New research suggests that training to do a new task causes groups of brain cells to “learn” how to work together more efficiently.
While practice may not always make perfect, most tasks usually become easier with repetition. New hints about why this might be the case are emerging from experiments in which Howard Hughes Medical Institute scientists tracked neuronal activity in the brains of mice learning to perform new tasks.
The researchers found that as mice learned a simple odor discrimination task, the activity of the brain cells involved in specific aspects of the task became tightly coordinated. The researchers propose that training to do a new task causes groups of brain cells to “learn” how to work together more efficiently.
Karel Svoboda, group leader at HHMI’s Janelia Farm Research Campus in Ashburn, Virginia, and his colleagues reported on these experiments in the April 8, 2010, issue of Nature.
“Learning is thought to be accompanied by changes in the connections between neurons, but we know little about the process at the level of populations of neurons,” Svoboda says. He explained that as connections between neurons become stronger, those neurons become more likely to fire together. So to map the strength of neuronal connections, his team designed an experiment in which they could track correlations in activity within networks of neurons in the brains of living mice.
The team, led by first author and postdoctoral researcher Takaki Komiyama, used a reward of water to train mice to discriminate between two different odors. The mice were taught to lick in response to one odor, but not in response to the other. Svoboda says the mice learned the task incredibly quickly—within an hour or so.

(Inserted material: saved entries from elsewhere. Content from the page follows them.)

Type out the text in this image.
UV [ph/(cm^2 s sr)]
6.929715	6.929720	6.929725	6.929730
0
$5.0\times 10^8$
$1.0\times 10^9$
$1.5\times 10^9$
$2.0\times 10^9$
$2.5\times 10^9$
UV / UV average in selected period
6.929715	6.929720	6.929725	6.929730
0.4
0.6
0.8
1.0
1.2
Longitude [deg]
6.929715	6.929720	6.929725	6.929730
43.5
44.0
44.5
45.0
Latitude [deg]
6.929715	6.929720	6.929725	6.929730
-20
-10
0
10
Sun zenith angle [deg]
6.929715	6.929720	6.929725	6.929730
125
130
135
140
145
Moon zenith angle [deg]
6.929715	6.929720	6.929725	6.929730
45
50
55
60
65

As each mouse went through this training, the researchers watched through a small imaging window in the animal’s skull as bursts of activity indicated that movement-controlling neurons were being turned on. Using two-photon calcium imaging—a technique that Svoboda helped pioneer—the researchers could observe neural activity as it occurred. The technique takes advantage of the fact that as a neuron fires, its internal concentration of calcium rises sharply. When a calcium-sensitive fluorescent dye is infused into the brain, an increase in neuronal activity causes an increase in fluorescence. Svoboda and his colleagues used a two-photon microscope, which can see deep inside the brain, to record these activity-related changes in fluorescence within a small network of several dozen neurons.
To image the neurons that controlled the mouse’s licking behavior, Komiyama, Svoboda, and their colleagues first had to find the relevant neural networks. Somewhat surprisingly, there turned out to be two groups of lick-controlling neurons in distinct areas of the mouse motor cortex. “We speculate that one of these groups might be controlling the coordinated jaw and mouth movements, while the other group might be directly controlling the tongue muscles,” Komiyama explained.
The researchers could now record the activity of these networks of neurons as the mice learned. They found that within each group, some neurons would fire bursts of signals near the beginning of the action, some nearer the middle, and some nearer the end; but for any two neurons that normally fired around the same time, their correlation became tighter and tighter as the number of learning trials increased. The same was true of the neurons normally active during a correct no-licking inaction. In each case the increasing correlation suggested the local emergence of a more tightly connected, functionally precise network of neurons.
“We find that as the mouse learns, neurons segregate into two populations: those that show elevated activity when the mouse licks, and those that showed elevated activity when the mouse refrains from licking. With learning, the correlations within each of the neuronal populations—but not between them—increased dramatically,” Svoboda said. “The changes in these motor-related circuits could explain how neural circuits drive robust motor behavior.”
Remarkably, as learning progressed, the number of task-related neurons in these subnetworks seemed to shrink, hinting at a streamlining or simplification of the subnetworks’ activity. “We know that as we train to perform a behavior, it tends to become easier,” Komiyama said. “Using fewer neurons more efficiently might be one way to explain that phenomenon.”